Romain Fustier et Amandine Marembert : « Brique pilée »



Ce minuscule recueil de 16 pages réalise la gageure d’être tout aussi important pour le lecteur qu’un épais recueil de poèmes. C’est tout à l’honneur de ce couple de poètes que d’avoir su trouver les mots et les images qui vont ouvrir des portes de la lecture. Chacun peut s’introduire sans effraction dans leur univers. On pourra s’étonner de trouver en si peu de pages autant d’émotions délivrées ou contenues à partir de deux voix alternées.
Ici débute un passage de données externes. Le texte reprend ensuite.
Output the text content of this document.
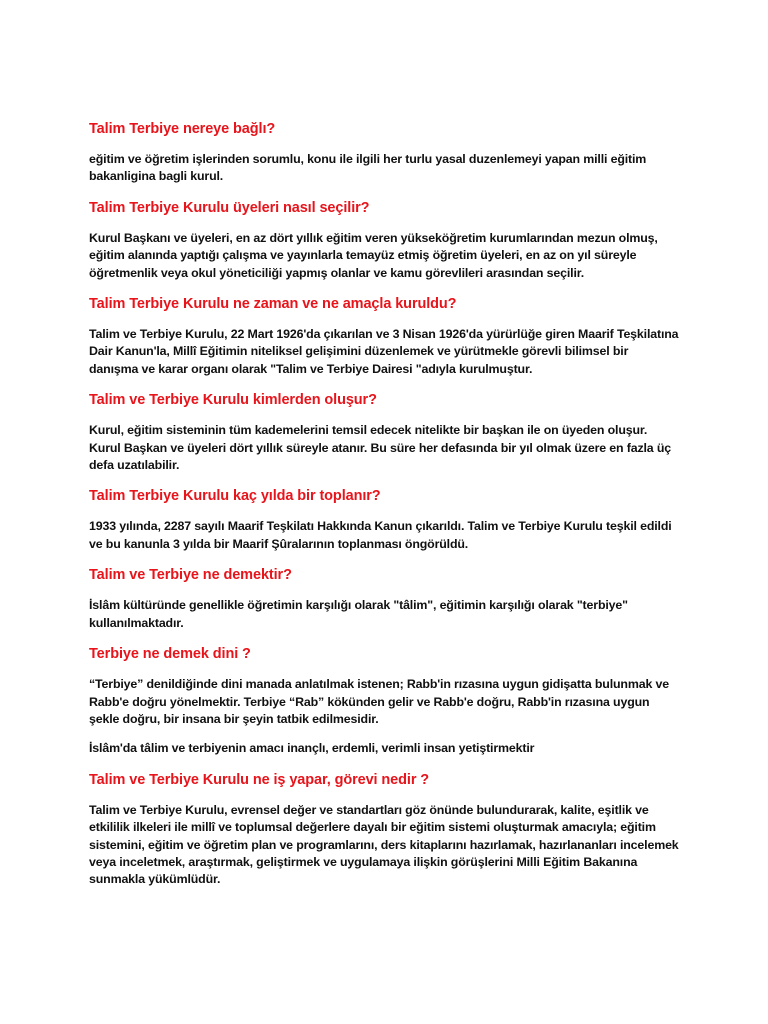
Talim Terbiye nereye bağlı?

eğitim ve öğretim işlerinden sorumlu, konu ile ilgili her turlu yasal duzenlemeyi yapan milli eğitim bakanligina bagli kurul.

Talim Terbiye Kurulu üyeleri nasıl seçilir?

Kurul Başkanı ve üyeleri, en az dört yıllık eğitim veren yükseköğretim kurumlarından mezun olmuş, eğitim alanında yaptığı çalışma ve yayınlarla temayüz etmiş öğretim üyeleri, en az on yıl süreyle öğretmenlik veya okul yöneticiliği yapmış olanlar ve kamu görevlileri arasından seçilir.

Talim Terbiye Kurulu ne zaman ve ne amaçla kuruldu?

Talim ve Terbiye Kurulu, 22 Mart 1926'da çıkarılan ve 3 Nisan 1926'da yürürlüğe giren Maarif Teşkilatına Dair Kanun'la, Millî Eğitimin niteliksel gelişimini düzenlemek ve yürütmekle görevli bilimsel bir danışma ve karar organı olarak "Talim ve Terbiye Dairesi "adıyla kurulmuştur.

Talim ve Terbiye Kurulu kimlerden oluşur?

Kurul, eğitim sisteminin tüm kademelerini temsil edecek nitelikte bir başkan ile on üyeden oluşur. Kurul Başkan ve üyeleri dört yıllık süreyle atanır. Bu süre her defasında bir yıl olmak üzere en fazla üç defa uzatılabilir.

Talim Terbiye Kurulu kaç yılda bir toplanır?

1933 yılında, 2287 sayılı Maarif Teşkilatı Hakkında Kanun çıkarıldı. Talim ve Terbiye Kurulu teşkil edildi ve bu kanunla 3 yılda bir Maarif Şûralarının toplanması öngörüldü.

Talim ve Terbiye ne demektir?

İslâm kültüründe genellikle öğretimin karşılığı olarak "tâlim", eğitimin karşılığı olarak "terbiye" kullanılmaktadır.

Terbiye ne demek dini ?

“Terbiye” denildiğinde dini manada anlatılmak istenen; Rabb'in rızasına uygun gidişatta bulunmak ve Rabb'e doğru yönelmektir. Terbiye “Rab” kökünden gelir ve Rabb'e doğru, Rabb'in rızasına uygun şekle doğru, bir insana bir şeyin tatbik edilmesidir.

İslâm'da tâlim ve terbiyenin amacı inançlı, erdemli, verimli insan yetiştirmektir

Talim ve Terbiye Kurulu ne iş yapar, görevi nedir ?

Talim ve Terbiye Kurulu, evrensel değer ve standartları göz önünde bulundurarak, kalite, eşitlik ve etkililik ilkeleri ile millî ve toplumsal değerlere dayalı bir eğitim sistemi oluşturmak amacıyla; eğitim sistemini, eğitim ve öğretim plan ve programlarını, ders kitaplarını hazırlamak, hazırlananları incelemek veya inceletmek, araştırmak, geliştirmek ve uygulamaya ilişkin görüşlerini Milli Eğitim Bakanına sunmakla yükümlüdür.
Il s’agit d’une séparation provisoire à l’occasion d’un voyage d’elle, en train vers le nord, elle qui est partie, « laissant la maison triste de son absence ». Lui est resté et tente « d’imaginer à distance de cette capitale / où elle se réveille à peine », si impatient devant « la voie ferrée qui te la ramènera jusqu’ici ». Et puis elle qui revient et qui « a rapporté du sable & des coquillages de la mer du nord ». On assiste à un échange fait de tendresse et de confiance où les lieux sont à peine évoqués et les choses effleurées. Ces deux jeunes auteurs se placent dans le sillage d’une poésie du quotidien revisitée avec de nouveaux angles d’attaque et un lyrisme renouvelé.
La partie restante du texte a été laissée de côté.